O 1,5 proc. (424 zł) wzrosła średnia kwota zaległości przypadająca na osobę i na koniec września wyniosła 27 837 zł. Ze względu na wyższe wartości kredytów niż innych zobowiązań, średnia zaległość jest wyższa w przypadku przeterminowanych płatności kredytowych i wynosi obecnie 29 887 zł na osobę. W ostatnich trzech miesiącach kwota ta spadła o 110 zł (– 0,4 proc.), podczas gdy pozakredytowa wzrosła i wyniosła na koniec czerwca 18 781 zł (wzrost o 0,4 proc.).
W porównaniu z II kw. łączna liczba niesolidnych dłużników podwyższyła się o 30 743 osób i wyniosła na koniec września 2 826 797, 635 167 z tych osób, czyli 22,5 proc. ma jednocześnie zaległości kredytowe oraz pozakredytowe.
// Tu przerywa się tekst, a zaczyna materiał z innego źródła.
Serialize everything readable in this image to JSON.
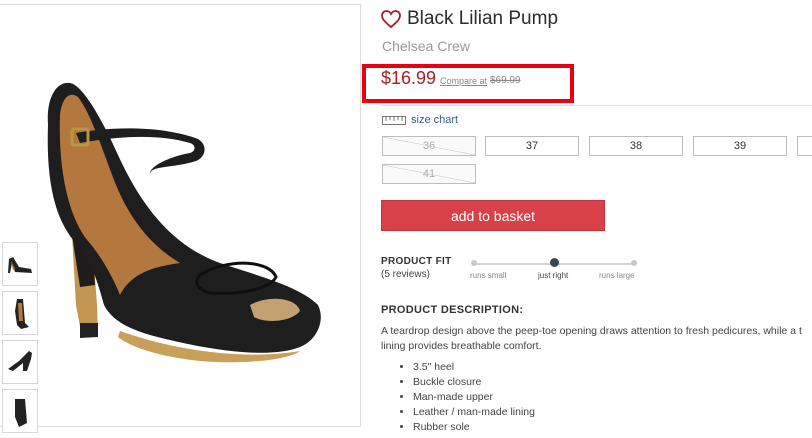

Odsetek ten oscylujący od wielu kwartałów wokół 21 proc. tym razem podwyższył się. Kolejną zmianą jest nieznaczny spadek udziału mężczyzn wśród dłużników. Obecnie stanowią oni 61,4 proc. ogółu. W ostatnich trzech miesiącach odsetek ten zmalał o 0,1 pkt. proc., a w ciągu roku o 0,2 pkt. proc. Mężczyźni dominują i mają również wyższe zaległości niż kobiety, bo należy do nich 66,8 proc. sumy przeterminowanych zobowiązań. Ta jednak też spada. Kwartał temu wynosiła 67 proc., a rok temu 67,6 proc.